Deeper within the story he comments on the changes that global warming will impose on auto makers, as follows:
And by the 2020s, every major country will be engaged in a dire effort to avert catastrophic global warming, which by then will be painfully obvious to even the most blinkered conservative. And that in turn will drive enormous but difficult-to-forecast levels of behavior change in the purchase and use of major energy-consuming products — cars being perhaps the most obvious.Now since this is a Saturday I am going to challenge that latter remark. We have seen, over the past 150 years, roughly consecutive cycles of warming and then cooling for about 30-years each, which I have written about before and which can be seen on the Hadley Temperature plot. Basically it warmed from 1850 to 1880, cooled from 1880 to 1910, warmed from 1910 to 1940, cooled from 1940 to 1970, warmed from 1970 to 2000, and has been cooling since 2000. So if this cycle persists - with cooling to 2030, then by 2020 the world will not be engaged in a “dire effort to avert climate warming”, but will have moved on to more productive ways of spending its time, since by then the demand of folk like Joe to consider the data only over 30-year increments and thus neglect the short-term cooling, will have worn too thin.
But I am also not sure whether I agree with the other half of his argument relative to the future of automobiles. He concludes that the cost of liquid fuels is going to be such that
Within a decade, the only growth segments in car business will be highly fuel-efficient cars, PHEVs, and EVs. Indeed, that isn’t true just of the United States, but also of the biggest new car market — China.I am cautious about that prediction for a couple of reasons. The first is that I am waiting to see what the real impact of cars such as the Tata Nano is going to be, particularly in the poorer parts of the world. If the market is as large as I suspect, the volumes of cars that are sold will tend to swamp the switch to electrics for at least another decade. We just don’t have the product in place at a viable price for the electric car to make the sorts of levels of change that he is anticipating.
But there is another point that he, one of the stronger advocates against the coal industry, is unwilling to face in this vision of the future.

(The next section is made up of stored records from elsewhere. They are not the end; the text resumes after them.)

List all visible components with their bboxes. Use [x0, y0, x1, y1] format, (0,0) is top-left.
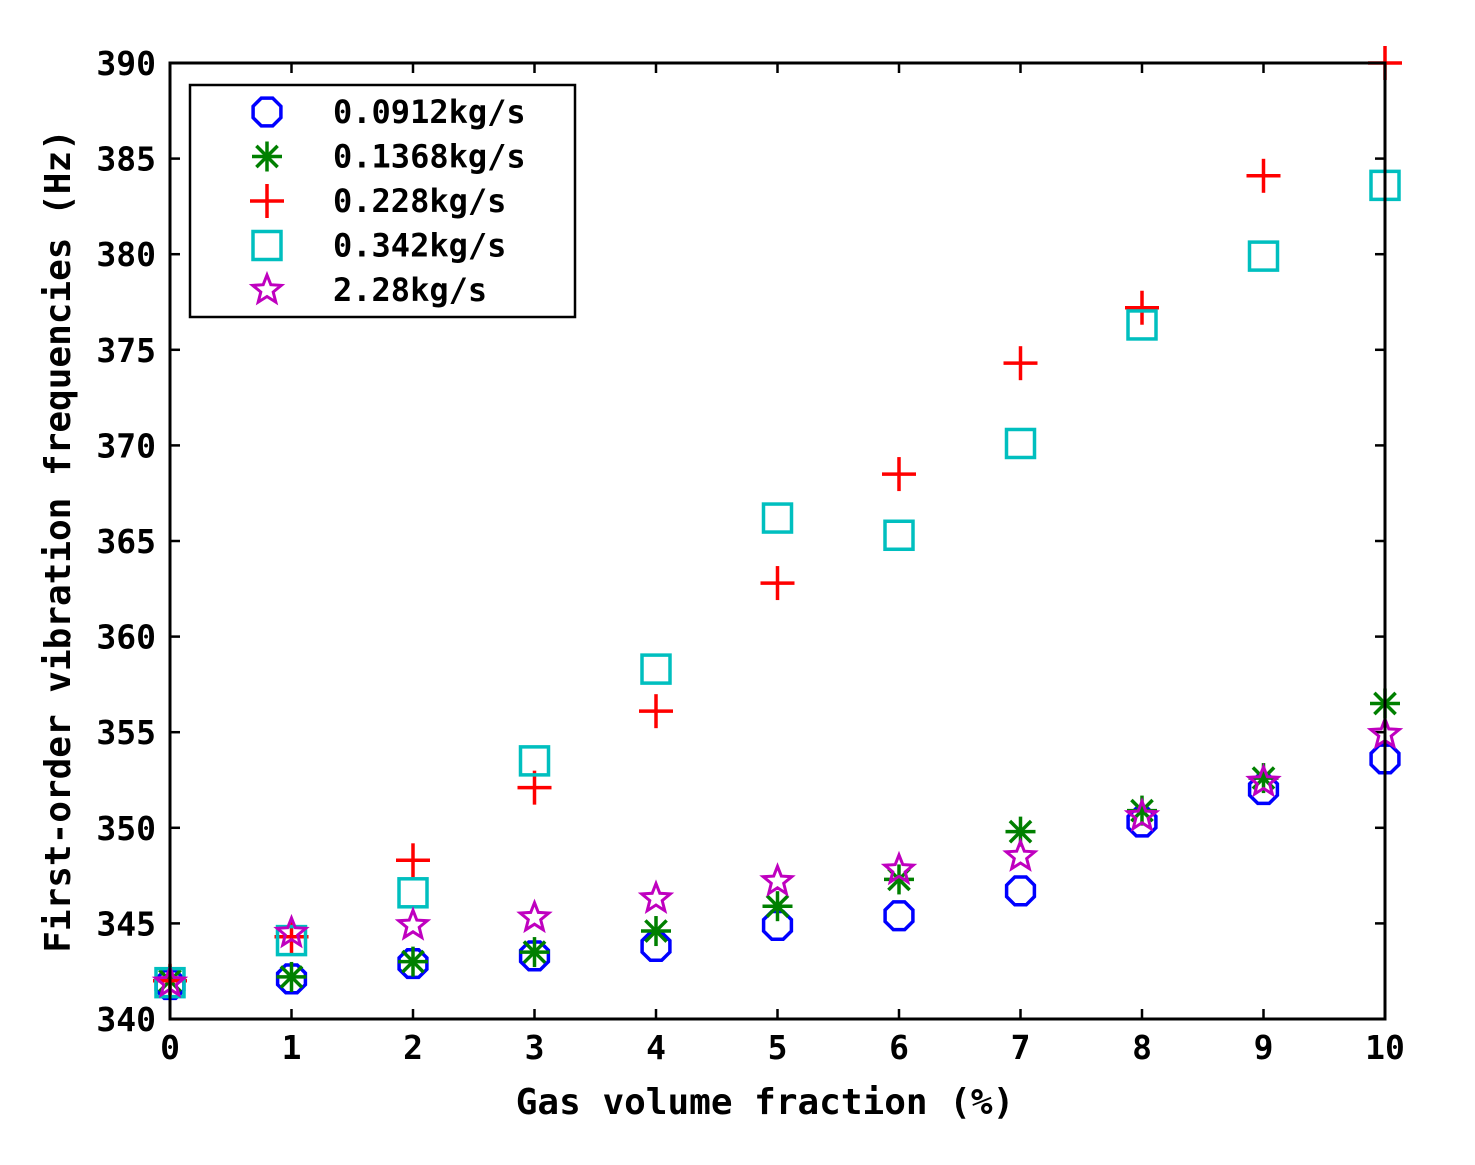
legend-entry: 0.0912kg/s	[251, 93, 526, 131]
y-tick-label: 350	[96, 809, 156, 848]
data-point	[394, 906, 432, 941]
x-tick-label: 1	[282, 1028, 302, 1067]
legend-marker	[248, 270, 286, 306]
data-point	[1123, 797, 1161, 832]
data-point	[637, 879, 675, 915]
y-axis-label: First-order vibration frequencies (Hz)	[38, 129, 79, 953]
x-tick-label: 4	[646, 1028, 666, 1067]
legend-marker	[251, 229, 283, 262]
y-tick-label: 355	[96, 713, 156, 752]
data-point	[1003, 346, 1038, 381]
data-point	[1369, 743, 1401, 775]
data-point	[761, 502, 794, 534]
x-tick-label: 8	[1132, 1028, 1152, 1067]
y-tick-label: 390	[96, 44, 156, 83]
data-point	[1247, 240, 1280, 272]
legend-entry: 0.228kg/s	[250, 182, 506, 220]
data-point	[397, 947, 429, 980]
legend-entry: 2.28kg/s	[248, 270, 487, 309]
y-tick-label: 345	[96, 904, 156, 943]
series-5	[151, 714, 1404, 999]
y-tick-label: 375	[96, 331, 156, 370]
legend-entry: 0.342kg/s	[251, 227, 506, 265]
data-point	[516, 898, 553, 934]
legend-label: 0.0912kg/s	[333, 93, 526, 131]
data-point	[1246, 158, 1281, 193]
data-point	[273, 913, 310, 949]
data-point	[760, 566, 795, 601]
data-point	[1245, 762, 1282, 798]
legend-label: 2.28kg/s	[333, 271, 487, 309]
data-point	[883, 900, 915, 932]
data-point	[761, 909, 794, 941]
data-point	[1004, 875, 1037, 907]
x-tick-label: 6	[889, 1028, 909, 1067]
x-axis-label: Gas volume fraction (%)	[516, 1082, 1015, 1123]
y-tick-label: 365	[96, 522, 156, 561]
data-point	[519, 937, 550, 968]
legend-marker	[250, 184, 284, 218]
x-tick-label: 9	[1254, 1028, 1274, 1067]
data-point	[759, 862, 796, 897]
plot-frame	[168, 61, 1387, 1021]
legend-entry: 0.1368kg/s	[252, 138, 526, 176]
x-tick-label: 5	[768, 1028, 788, 1067]
axis-tick-labels: 0 1 2 3 4 5 6 7 8 9 103403453503553603653703753803…	[96, 44, 1404, 1067]
data-point	[1125, 290, 1159, 325]
data-point	[1005, 816, 1036, 847]
data-point	[1004, 427, 1037, 460]
x-tick-label: 3	[525, 1028, 545, 1067]
y-tick-label: 360	[96, 618, 156, 657]
data-point	[883, 519, 915, 552]
data-point	[641, 916, 671, 947]
data-point	[518, 745, 551, 777]
data-point	[882, 457, 916, 492]
y-tick-label: 340	[96, 1000, 156, 1039]
y-tick-label: 380	[96, 235, 156, 274]
data-point	[639, 694, 673, 729]
data-point	[640, 653, 672, 685]
data-point	[1126, 309, 1158, 341]
data-point	[275, 963, 308, 995]
x-tick-label: 7	[1011, 1028, 1031, 1067]
data-point	[398, 946, 428, 977]
data-point	[880, 850, 918, 886]
legend-marker	[252, 141, 282, 172]
data-point	[762, 891, 793, 922]
data-point	[276, 961, 307, 992]
legend: 0.0912kg/s 0.1368kg/s 0.228kg/s 0.342kg/s 2.…	[188, 83, 577, 319]
x-tick-label: 0	[160, 1028, 180, 1067]
data-point	[1002, 837, 1039, 872]
legend-label: 0.1368kg/s	[333, 138, 526, 176]
legend-marker	[251, 96, 283, 128]
legend-label: 0.228kg/s	[333, 182, 506, 220]
x-tick-label: 2	[403, 1028, 423, 1067]
series-3	[153, 46, 1402, 998]
legend-label: 0.342kg/s	[333, 227, 506, 265]
y-tick-label: 385	[96, 140, 156, 179]
data-point	[396, 843, 430, 878]
data-point	[275, 924, 308, 957]
y-tick-label: 370	[96, 426, 156, 465]
x-tick-label: 10	[1365, 1028, 1405, 1067]
data-point	[518, 940, 551, 972]
data-point	[640, 930, 672, 962]
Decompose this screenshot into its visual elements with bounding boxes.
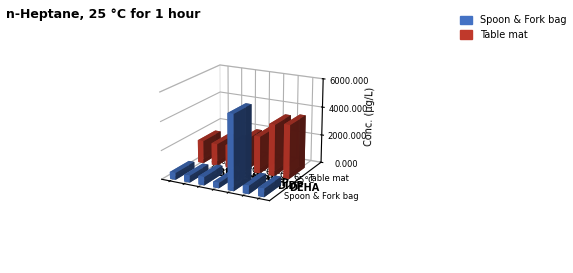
Legend: Spoon & Fork bag, Table mat: Spoon & Fork bag, Table mat <box>458 13 568 42</box>
Text: n-Heptane, 25 °C for 1 hour: n-Heptane, 25 °C for 1 hour <box>6 8 200 21</box>
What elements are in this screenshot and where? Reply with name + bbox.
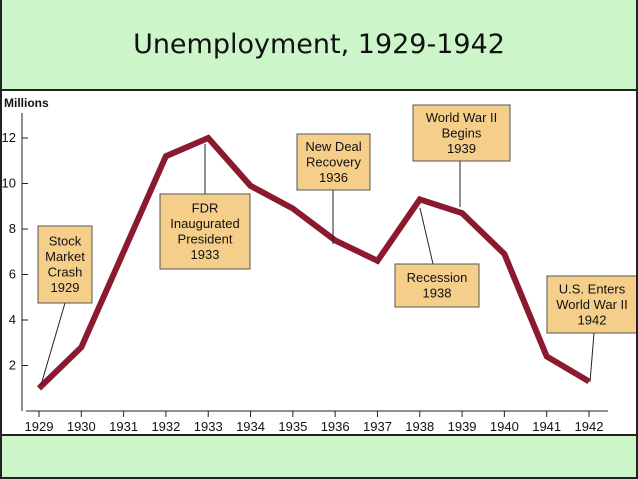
annotation-box	[159, 193, 251, 270]
annotation-text: 1933	[191, 247, 220, 262]
x-tick-label: 1936	[321, 419, 350, 434]
bottom-divider	[0, 434, 638, 436]
y-tick-label: 8	[9, 221, 16, 236]
y-tick-label: 2	[9, 358, 16, 373]
annotation-text: Inaugurated	[170, 216, 239, 231]
annotation-text: World War II	[556, 297, 628, 312]
unemployment-line	[36, 134, 591, 391]
y-tick-label: 10	[2, 176, 16, 191]
x-tick-label: 1932	[151, 419, 180, 434]
annotation-text: Recession	[407, 270, 468, 285]
y-axis-label: Millions	[4, 96, 49, 110]
annotation-text: President	[178, 232, 233, 247]
x-tick-label: 1931	[109, 419, 138, 434]
annotation-text: World War II	[426, 110, 498, 125]
annotation-box	[37, 225, 93, 304]
x-tick-label: 1940	[490, 419, 519, 434]
annotation-text: 1942	[578, 312, 607, 327]
x-tick-label: 1937	[363, 419, 392, 434]
x-tick-label: 1939	[448, 419, 477, 434]
annotation-text: FDR	[192, 201, 219, 216]
axes-layer: Millions 2 4 6 8 10 12 1929 1930 1931 1932 1933 1934…	[2, 96, 608, 434]
y-tick-label: 12	[2, 130, 16, 145]
annotation-leader	[40, 302, 66, 386]
annotation-box	[546, 275, 636, 334]
annotation-text: Stock	[49, 234, 82, 249]
y-tick-label: 6	[9, 267, 16, 282]
x-tick-label: 1930	[67, 419, 96, 434]
chart-panel: Millions 2 4 6 8 10 12 1929 1930 1931 1932 1933 1934…	[2, 91, 636, 434]
slide-title: Unemployment, 1929-1942	[133, 28, 505, 60]
annotation-leader	[589, 332, 595, 383]
x-tick-label: 1941	[532, 419, 561, 434]
x-tick-label: 1929	[25, 419, 54, 434]
annotation-leader	[419, 207, 434, 265]
x-tick-label: 1935	[278, 419, 307, 434]
annotation-text: 1938	[423, 286, 452, 301]
slide-frame-left	[0, 0, 2, 479]
x-tick-label: 1934	[236, 419, 265, 434]
unemployment-chart: Millions 2 4 6 8 10 12 1929 1930 1931 1932 1933 1934…	[2, 96, 636, 434]
annotation-text: Market	[45, 249, 85, 264]
y-tick-label: 4	[9, 312, 16, 327]
annotation-text: 1929	[51, 280, 80, 295]
annotation-text: U.S. Enters	[559, 281, 626, 296]
x-tick-label: 1933	[194, 419, 223, 434]
annotation-box	[412, 104, 511, 162]
annotation-text: Crash	[48, 265, 83, 280]
x-tick-label: 1942	[575, 419, 604, 434]
annotation-text: Begins	[442, 125, 482, 140]
slide-frame-bottom	[0, 477, 638, 479]
annotation-text: New Deal	[305, 139, 361, 154]
annotation-text: 1936	[319, 170, 348, 185]
x-tick-label: 1938	[405, 419, 434, 434]
slide-frame-right	[636, 0, 638, 479]
annotation-text: Recovery	[306, 154, 361, 169]
annotation-box	[296, 133, 371, 191]
annotation-box	[394, 263, 480, 308]
series-layer	[36, 134, 591, 391]
annotation-text: 1939	[447, 141, 476, 156]
title-divider	[0, 89, 638, 91]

Where is the electricity to come from to fuel not only the increase in industrial demand, but also this supply of energy for the automotive industry? For if he and those of similar disposition reduce the number of coal-fired power stations, and we don’t have time (the 2020’s being merely a decade away) to install a large number of nuclear power plants, what will be the power source for the electricity?
While I expect wind to provide significantly more power than it now does, and solar will continue to be “almost there”” in terms of costs, these renewable sources are not going to be able to meet the burgeoning demand that can be anticipated. The general opinion that seems to prevail is that natural gas is going to come to the rescue. It is assumed capable and ready to replace coal and oil in the generation of power, can provide fuel for vehicles (along the lines of Pickens Plan) and will be the savior of the decade. The only problem would be if that industry were unable to meet the prodigious production demands that are being put upon it. And sadly, that is at least at present a suspicion that is beginning to harden among a number of us who look at the gas numbers. But then that is the subject of other posts, and will remain a matter for discussion on these pages in the months ahead.